LA DENOMINADA “DEBIDA NOTIFICACIÓN”

La “debida notificación” a que alude el artículo 41.1. b) de la ley de arbitraje es un presupuesto básico para el desarrollo del arbitraje ya que, según el artículo 24.1. de la ley de arbitraje, debe otorgarse a cada una de las partes la “suficiente oportunidad de hacer valer sus derechos” por lo que la “debida notificación” equivale a “defensión” -o sea, defensa- y la no notificación equivale, por el contrario, a indefensión. Las anteriores indicaciones precisan de algunas reflexiones añadidas.

Primero, que al conectar la “notificación” con su carácter “debido”, se obliga al árbitro a que “deba” notificar “debidamente” ya que de su notificación “depende la posibilidad de defensa del notificado (...) al posibilitar la pertinente actuación de las partes en el arbitraje y la defensa de sus derechos e intereses para garantizar los indisponibles principios de contradicción e igualdad de armas” (GONZÁLEZ OLLEROS).

Segundo, que los problemas comienzan cuando se otorga “mecánicamente valor absoluto al simple contenido formal de la diligencia de notificación” (GONZÁLEZ OLLEROS) lo que comporta el desplazamiento de la importancia de la notificación más allá de lo meramente formal a lo sustancial o sustantivo ya que lo que parece razonable es entender por notificación debida “aquella que cualquiera que sea el medio empleado en su realización permite tener constancia de su contenido y de su efectiva puesta en conocimiento del destinatario” (GONZÁLEZ OLLEROS).

Tercero, que la “debida notificación” a que alude el artículo 41.1. b) de la ley de arbitraje es una exigencia derivada de los principios que rigen el arbitraje (igualdad, audiencia y contradicción), recogidos en el art. 24.1. de la ley de arbitraje “en la medida en que es necesario establecer un flujo de comunicación entre el árbitro y las partes y entre éstas y el primero, para la presentación de las pretensiones deducidas por las partes, proveídos arbitrales, proposición y práctica de pruebas, audiencia a las partes y notificación del o de los laudos interlocutorios y del laudo final, para lo que debe establecerse un cauce de notificaciones” (GOYENA SALGADO).

Bibliografía:

González Olleros, J., Comentario, en Revista vasca de derecho procesal y arbitraje, 2, 2007, §364, pág. 259, 260.

Goyena Salgado, F. J., Roj: STSJ M 1790/2022 - ECLI:ES: TSJM:2022:1790 Id Cendoj: 28079310012022100042 Órgano: Tribunal Superior de Justicia.

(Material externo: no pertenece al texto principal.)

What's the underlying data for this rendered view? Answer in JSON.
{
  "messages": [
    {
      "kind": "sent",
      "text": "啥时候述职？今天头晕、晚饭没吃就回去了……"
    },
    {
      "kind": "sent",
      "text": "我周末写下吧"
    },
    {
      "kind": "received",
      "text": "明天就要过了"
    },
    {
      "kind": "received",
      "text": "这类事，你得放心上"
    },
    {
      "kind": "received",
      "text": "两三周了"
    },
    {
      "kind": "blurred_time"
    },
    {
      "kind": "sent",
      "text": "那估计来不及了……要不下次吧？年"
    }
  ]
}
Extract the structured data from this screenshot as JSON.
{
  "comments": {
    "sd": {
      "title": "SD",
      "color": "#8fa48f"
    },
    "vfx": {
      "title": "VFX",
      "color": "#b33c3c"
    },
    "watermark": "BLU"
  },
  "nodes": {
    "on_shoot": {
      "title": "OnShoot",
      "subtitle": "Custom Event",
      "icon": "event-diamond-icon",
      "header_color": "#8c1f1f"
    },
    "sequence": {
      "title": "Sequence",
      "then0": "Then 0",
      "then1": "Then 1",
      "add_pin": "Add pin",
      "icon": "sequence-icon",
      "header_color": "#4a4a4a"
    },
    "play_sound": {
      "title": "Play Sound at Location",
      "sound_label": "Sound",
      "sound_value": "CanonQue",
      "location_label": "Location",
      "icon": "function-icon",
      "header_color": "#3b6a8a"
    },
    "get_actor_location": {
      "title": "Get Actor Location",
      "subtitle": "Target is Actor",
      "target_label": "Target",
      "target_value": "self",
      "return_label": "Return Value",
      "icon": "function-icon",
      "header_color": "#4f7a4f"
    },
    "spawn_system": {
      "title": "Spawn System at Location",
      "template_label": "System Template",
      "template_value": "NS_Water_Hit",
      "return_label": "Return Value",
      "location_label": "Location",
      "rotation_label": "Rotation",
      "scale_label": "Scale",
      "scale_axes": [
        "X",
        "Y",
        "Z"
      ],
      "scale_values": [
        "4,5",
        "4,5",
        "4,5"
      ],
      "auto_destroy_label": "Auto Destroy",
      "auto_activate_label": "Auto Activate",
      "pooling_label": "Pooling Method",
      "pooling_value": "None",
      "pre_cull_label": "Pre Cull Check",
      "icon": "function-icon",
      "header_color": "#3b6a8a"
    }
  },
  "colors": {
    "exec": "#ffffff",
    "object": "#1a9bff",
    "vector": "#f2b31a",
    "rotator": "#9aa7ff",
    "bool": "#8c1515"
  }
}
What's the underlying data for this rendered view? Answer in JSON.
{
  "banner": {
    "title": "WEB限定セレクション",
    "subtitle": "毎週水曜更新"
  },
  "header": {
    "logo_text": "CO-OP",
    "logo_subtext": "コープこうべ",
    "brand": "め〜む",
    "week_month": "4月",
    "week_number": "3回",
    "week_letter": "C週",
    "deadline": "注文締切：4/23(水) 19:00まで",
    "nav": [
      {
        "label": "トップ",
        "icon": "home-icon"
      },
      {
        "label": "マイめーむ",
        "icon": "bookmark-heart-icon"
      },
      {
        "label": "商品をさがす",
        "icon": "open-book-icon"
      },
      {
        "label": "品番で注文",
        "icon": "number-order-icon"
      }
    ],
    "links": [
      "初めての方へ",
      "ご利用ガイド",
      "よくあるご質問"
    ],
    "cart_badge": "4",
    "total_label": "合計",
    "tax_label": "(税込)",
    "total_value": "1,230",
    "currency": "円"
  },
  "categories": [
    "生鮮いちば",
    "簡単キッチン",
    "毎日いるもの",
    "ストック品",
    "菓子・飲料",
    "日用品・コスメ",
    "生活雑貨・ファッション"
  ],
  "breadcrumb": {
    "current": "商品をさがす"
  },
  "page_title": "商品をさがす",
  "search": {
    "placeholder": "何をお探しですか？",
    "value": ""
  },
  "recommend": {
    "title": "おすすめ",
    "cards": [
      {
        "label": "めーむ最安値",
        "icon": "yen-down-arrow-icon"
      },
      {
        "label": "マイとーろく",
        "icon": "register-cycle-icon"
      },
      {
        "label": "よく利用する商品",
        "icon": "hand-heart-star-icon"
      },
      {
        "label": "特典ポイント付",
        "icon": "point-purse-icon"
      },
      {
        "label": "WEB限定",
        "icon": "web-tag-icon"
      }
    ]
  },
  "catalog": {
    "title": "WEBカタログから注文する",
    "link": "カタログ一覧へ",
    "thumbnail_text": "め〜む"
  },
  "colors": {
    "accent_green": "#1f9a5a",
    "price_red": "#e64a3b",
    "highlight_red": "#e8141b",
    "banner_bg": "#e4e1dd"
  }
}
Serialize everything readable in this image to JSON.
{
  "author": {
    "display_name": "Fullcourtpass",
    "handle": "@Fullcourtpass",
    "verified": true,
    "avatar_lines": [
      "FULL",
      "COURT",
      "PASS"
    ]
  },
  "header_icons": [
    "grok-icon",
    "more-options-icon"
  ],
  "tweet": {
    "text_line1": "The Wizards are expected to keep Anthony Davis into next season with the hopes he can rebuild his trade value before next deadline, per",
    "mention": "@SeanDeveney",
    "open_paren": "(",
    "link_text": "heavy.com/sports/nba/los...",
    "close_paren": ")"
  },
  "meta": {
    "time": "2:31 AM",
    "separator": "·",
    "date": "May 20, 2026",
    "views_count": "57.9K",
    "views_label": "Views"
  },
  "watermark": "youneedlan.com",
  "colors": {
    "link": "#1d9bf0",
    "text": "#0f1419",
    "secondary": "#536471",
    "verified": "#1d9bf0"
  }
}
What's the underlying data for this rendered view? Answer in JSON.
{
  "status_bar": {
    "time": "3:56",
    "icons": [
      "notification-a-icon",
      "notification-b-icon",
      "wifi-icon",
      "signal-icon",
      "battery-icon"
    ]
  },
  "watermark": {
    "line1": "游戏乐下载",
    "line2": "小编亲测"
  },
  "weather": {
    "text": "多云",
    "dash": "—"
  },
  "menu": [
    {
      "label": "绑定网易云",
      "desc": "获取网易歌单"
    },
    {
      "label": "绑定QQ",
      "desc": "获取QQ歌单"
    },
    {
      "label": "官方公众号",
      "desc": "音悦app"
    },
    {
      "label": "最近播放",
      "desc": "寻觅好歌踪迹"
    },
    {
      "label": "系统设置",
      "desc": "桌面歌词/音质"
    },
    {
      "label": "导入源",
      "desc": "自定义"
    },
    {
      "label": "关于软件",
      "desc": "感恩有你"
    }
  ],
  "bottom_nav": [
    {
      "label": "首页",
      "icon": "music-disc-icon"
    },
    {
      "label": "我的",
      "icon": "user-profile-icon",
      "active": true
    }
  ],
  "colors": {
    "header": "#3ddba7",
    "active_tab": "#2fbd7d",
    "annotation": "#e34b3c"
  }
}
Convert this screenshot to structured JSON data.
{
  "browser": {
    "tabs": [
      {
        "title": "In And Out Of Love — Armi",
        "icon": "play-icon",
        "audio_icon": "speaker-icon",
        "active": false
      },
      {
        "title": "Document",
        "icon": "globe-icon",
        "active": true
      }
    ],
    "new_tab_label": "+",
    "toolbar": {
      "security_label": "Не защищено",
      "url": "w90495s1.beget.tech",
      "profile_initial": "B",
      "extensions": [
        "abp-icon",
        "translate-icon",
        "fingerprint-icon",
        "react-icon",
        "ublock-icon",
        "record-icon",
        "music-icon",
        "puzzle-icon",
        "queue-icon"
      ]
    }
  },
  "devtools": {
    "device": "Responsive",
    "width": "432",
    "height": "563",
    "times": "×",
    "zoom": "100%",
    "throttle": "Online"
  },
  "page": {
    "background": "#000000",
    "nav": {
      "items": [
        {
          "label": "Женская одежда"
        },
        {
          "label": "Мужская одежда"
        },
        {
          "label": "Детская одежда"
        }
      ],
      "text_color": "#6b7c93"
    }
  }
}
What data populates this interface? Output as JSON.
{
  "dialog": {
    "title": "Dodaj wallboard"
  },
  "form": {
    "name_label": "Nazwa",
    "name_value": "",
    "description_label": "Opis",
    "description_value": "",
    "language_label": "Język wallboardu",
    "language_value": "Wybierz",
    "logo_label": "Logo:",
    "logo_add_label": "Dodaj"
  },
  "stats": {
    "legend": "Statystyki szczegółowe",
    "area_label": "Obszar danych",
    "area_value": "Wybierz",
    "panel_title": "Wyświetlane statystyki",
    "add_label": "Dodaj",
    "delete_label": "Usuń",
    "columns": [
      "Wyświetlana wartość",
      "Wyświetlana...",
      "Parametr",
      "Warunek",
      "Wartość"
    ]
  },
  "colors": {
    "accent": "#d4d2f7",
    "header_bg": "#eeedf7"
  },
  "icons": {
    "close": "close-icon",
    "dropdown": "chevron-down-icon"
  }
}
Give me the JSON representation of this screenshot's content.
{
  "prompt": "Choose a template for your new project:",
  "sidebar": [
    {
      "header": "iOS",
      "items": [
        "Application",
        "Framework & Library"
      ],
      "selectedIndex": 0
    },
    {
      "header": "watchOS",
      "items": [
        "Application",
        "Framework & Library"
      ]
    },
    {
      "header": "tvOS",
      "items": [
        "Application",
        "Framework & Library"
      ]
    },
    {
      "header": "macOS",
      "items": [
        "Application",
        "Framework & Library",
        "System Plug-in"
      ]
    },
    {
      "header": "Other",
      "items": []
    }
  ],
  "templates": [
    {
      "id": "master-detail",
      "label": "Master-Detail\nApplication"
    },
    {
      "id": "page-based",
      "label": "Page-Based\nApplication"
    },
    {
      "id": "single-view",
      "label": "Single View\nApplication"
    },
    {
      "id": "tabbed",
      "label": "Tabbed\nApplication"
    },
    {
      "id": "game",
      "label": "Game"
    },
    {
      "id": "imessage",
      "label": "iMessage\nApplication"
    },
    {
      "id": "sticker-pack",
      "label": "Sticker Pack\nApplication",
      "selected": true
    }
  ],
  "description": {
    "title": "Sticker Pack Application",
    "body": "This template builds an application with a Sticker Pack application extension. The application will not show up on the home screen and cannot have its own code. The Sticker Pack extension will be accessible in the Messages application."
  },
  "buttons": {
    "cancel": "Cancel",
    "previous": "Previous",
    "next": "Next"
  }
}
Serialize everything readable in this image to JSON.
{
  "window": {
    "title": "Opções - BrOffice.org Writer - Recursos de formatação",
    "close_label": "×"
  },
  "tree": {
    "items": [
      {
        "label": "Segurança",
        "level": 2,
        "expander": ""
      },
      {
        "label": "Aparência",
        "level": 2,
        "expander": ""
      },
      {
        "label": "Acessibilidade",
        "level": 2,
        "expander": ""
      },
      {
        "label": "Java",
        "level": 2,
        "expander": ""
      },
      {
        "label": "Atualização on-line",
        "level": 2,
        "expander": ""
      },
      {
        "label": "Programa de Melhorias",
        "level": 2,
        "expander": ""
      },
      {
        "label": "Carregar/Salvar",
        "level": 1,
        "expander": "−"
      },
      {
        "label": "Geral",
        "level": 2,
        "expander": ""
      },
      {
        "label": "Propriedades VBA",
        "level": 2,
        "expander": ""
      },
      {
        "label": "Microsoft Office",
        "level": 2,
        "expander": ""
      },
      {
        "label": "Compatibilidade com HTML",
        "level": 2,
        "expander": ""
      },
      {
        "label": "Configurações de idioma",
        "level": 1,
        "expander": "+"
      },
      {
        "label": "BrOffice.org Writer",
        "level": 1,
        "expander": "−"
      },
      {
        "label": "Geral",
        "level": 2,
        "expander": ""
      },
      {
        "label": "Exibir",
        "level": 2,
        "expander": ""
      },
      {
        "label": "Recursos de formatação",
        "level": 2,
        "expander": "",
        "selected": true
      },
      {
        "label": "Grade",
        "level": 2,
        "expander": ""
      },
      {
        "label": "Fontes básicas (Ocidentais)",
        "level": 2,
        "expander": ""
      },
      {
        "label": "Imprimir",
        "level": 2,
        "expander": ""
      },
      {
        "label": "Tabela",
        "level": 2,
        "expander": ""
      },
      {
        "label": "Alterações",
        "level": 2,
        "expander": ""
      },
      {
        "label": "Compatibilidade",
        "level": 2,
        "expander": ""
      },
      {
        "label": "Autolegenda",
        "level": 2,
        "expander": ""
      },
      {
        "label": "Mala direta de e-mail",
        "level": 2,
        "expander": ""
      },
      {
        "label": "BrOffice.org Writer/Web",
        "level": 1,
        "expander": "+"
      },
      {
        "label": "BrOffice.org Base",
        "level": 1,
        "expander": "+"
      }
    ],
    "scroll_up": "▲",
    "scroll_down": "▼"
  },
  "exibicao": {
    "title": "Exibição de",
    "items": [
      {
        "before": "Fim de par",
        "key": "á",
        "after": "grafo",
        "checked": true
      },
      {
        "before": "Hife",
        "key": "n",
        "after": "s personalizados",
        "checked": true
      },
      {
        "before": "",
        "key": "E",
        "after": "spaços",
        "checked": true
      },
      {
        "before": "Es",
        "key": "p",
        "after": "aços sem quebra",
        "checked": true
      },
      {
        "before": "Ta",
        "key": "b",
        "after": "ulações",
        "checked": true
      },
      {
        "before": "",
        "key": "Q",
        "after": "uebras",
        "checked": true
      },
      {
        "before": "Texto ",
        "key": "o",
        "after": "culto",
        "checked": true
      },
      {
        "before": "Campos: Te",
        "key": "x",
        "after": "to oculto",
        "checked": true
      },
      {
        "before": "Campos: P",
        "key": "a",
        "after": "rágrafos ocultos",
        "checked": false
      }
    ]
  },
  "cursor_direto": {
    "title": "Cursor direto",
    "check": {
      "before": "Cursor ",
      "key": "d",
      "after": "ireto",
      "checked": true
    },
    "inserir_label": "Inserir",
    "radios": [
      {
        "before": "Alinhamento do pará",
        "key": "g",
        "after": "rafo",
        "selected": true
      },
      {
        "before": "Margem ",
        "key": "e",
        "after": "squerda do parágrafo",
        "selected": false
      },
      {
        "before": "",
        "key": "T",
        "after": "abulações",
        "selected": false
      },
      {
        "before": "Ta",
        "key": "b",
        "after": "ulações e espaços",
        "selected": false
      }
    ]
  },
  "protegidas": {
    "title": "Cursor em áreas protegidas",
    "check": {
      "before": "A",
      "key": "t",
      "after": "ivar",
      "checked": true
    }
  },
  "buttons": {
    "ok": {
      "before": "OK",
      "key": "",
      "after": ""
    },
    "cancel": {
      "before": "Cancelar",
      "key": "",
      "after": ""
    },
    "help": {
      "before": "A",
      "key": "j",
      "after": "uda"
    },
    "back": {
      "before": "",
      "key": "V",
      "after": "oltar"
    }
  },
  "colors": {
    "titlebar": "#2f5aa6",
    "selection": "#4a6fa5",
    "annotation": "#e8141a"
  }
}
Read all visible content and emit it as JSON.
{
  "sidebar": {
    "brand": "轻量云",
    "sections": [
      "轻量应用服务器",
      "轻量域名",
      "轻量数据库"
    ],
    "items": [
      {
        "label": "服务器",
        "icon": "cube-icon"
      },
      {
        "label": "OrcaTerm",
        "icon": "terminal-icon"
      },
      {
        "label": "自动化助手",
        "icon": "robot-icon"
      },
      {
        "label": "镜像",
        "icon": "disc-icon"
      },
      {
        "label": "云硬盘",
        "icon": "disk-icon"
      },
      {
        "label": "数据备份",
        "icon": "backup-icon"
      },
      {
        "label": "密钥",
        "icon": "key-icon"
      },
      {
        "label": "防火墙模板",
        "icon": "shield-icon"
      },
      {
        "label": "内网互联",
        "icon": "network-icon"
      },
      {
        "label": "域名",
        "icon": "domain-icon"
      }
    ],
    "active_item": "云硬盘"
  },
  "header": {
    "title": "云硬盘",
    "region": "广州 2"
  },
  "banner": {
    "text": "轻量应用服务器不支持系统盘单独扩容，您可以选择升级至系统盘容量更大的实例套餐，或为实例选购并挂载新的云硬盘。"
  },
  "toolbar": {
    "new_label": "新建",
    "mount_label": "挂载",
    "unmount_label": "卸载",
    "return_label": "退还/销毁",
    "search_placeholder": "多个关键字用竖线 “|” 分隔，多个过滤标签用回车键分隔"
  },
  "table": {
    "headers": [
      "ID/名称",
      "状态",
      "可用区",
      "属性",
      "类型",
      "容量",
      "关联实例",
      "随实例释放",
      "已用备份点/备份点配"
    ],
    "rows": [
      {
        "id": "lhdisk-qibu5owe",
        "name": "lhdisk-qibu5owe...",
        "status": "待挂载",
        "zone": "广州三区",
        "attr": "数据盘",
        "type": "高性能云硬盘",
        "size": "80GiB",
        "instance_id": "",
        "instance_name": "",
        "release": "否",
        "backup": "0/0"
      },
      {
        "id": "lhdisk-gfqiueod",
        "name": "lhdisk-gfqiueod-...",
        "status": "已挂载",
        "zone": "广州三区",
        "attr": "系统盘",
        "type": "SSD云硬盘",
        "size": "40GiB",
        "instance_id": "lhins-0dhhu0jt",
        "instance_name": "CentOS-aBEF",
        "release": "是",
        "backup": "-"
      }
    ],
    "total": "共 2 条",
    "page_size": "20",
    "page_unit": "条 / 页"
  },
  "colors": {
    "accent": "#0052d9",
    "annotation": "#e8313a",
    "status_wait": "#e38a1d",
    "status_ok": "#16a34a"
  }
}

Sala de lo Civil y Penal Sede: Madrid Sección: 1 Fecha: 18/02/2022 Nº de Recurso: 34/2021 Nº de Resolución: 3/2022 Procedimiento: Nulidad laudo arbitral Ponente: FRANCISCO JOSE GOYENA SALGADO Tipo de Resolución: Sentencia.

Lorca Navarrete, A. Mª., El control judicial del Laudo arbitral del laudo arbitral. Edición Instituto Vasco de Derecho Procesal. San Sebastián 2019, pág. 163.

Autor del comentario de jurisprudencia arbitral: Antonio María Lorca Navarrete. Presidente de la Corte Vasca de Arbitraje. Catedrático de Derecho Procesal.